From the author of Day of Reckoning, the acclaimed critique of Ronald Reagan’s economic policy (“Every citizen should read it,” said The New York Times): a persuasive, wide- ranging argument that broadly distributed economic growth provides benefits far beyond the material, creating and strengthening democratic institutions, establishing political stability, fostering tolerance, and enhancing opportunity.

“Are we right,” Benjamin M. Friedman asks, “to care so much about economic growth as we clearly do?” To answer, Friedman reaches beyond economics. He examines the political and social histories of the large Western democracies—particularly of the United States since the Civil War—distinguishing times of generally rising living standards from those of pervasive stagnation to illustrate how rising incomes render a society more open and democratic. He shows, too, how our attitudes toward economic growth and its consequences have roots in the thinking of prior centuries, especially the Enlightenment, and also include significant strands of religious influence.
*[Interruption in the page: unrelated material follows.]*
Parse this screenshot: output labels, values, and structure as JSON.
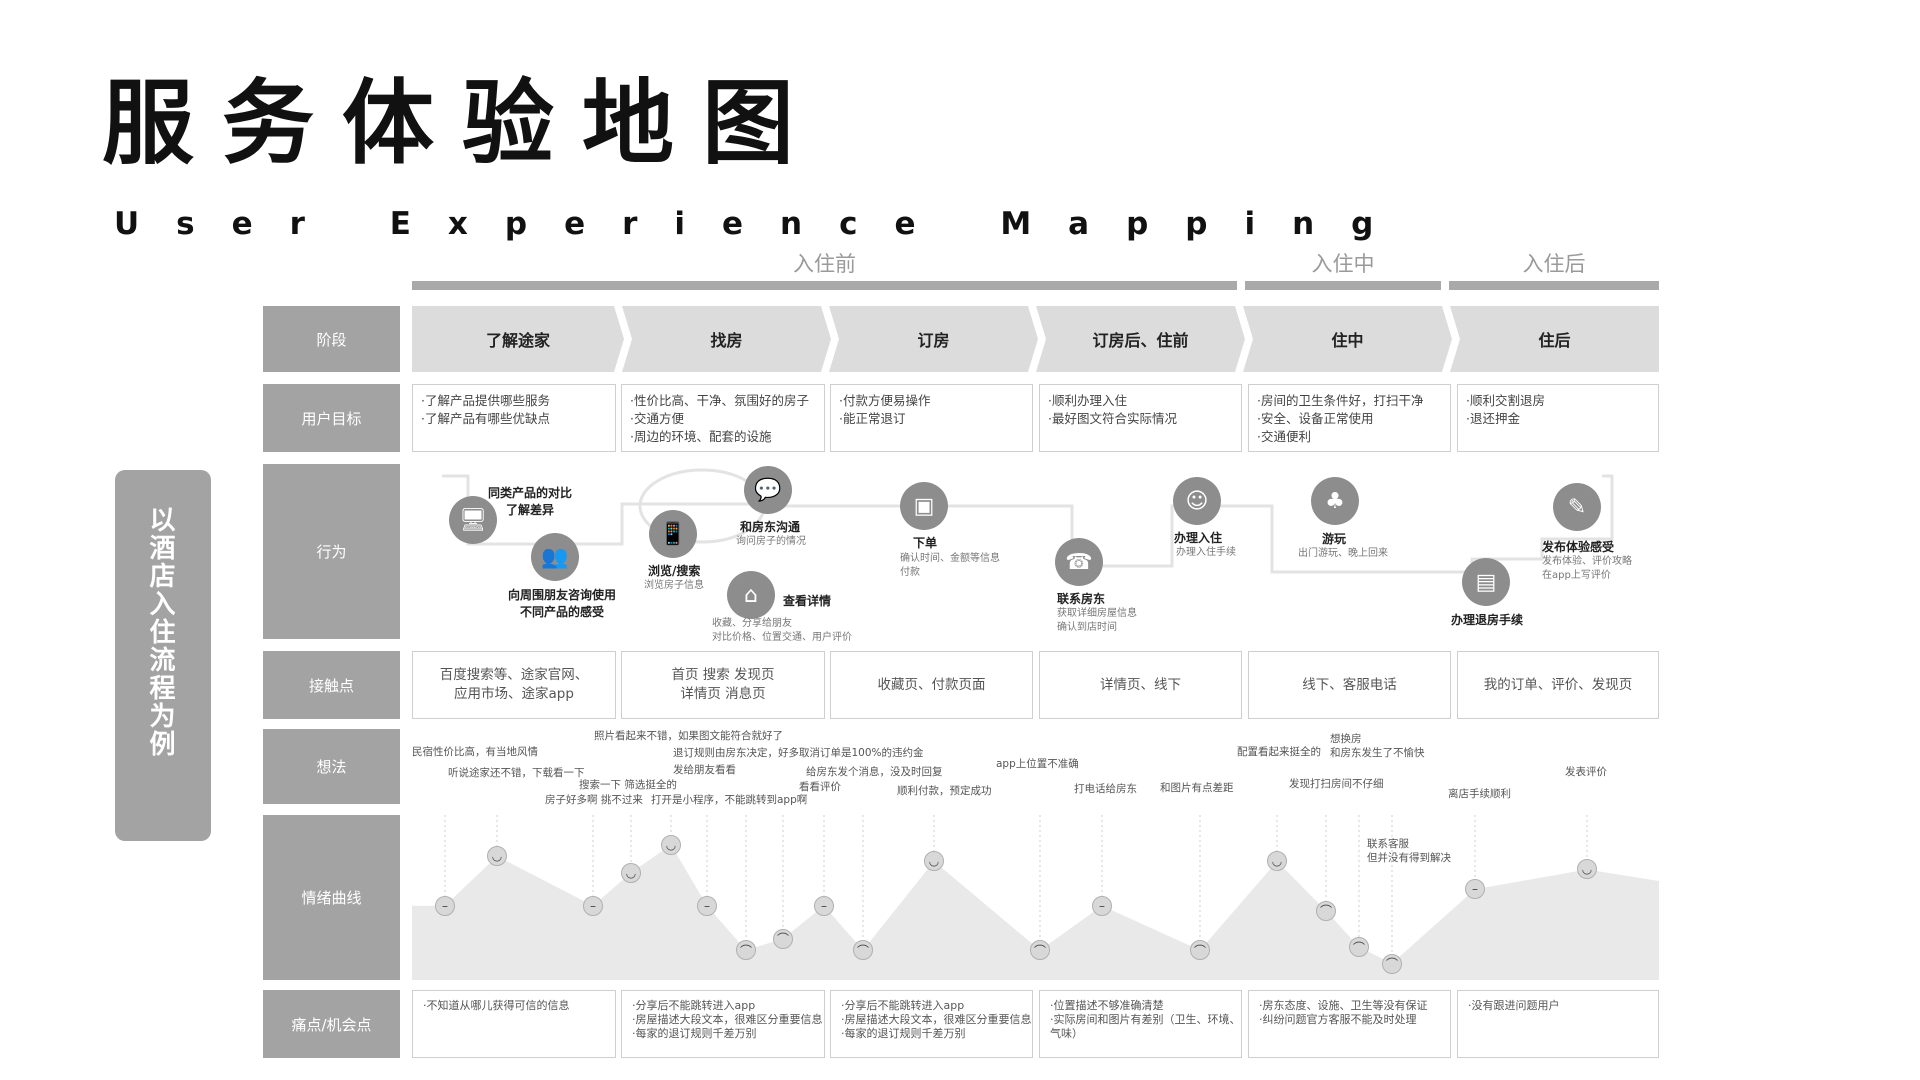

Friedman also delineates the role of economic growth in determining which developing nations extend the broadest freedoms to their citizenry. He makes clear that growth, rather than just the level of living standards, is key to effecting political and social liberalization in the third world. But he also warns that the democratic values of countries even as wealthy as our own are at risk whenever incomes stagnate for extended periods. Merely being rich is no protection against a society’s retreat into rigidity and intolerance once enough of its citizens lose the sense that they are getting ahead.

Finally, Friedman shows us why, if America is to strengthen democratic institutions around the world as a bulwark against terrorism and social unrest, we must aggressively pursue growth at home and promote worldwide economic expansion beyond what purely market-driven forces would create. And for the United States, he offers concrete suggestions for policy steps to achieve those objectives.

A major contribution to the ongoing debate on the effects of economic growth and globalization.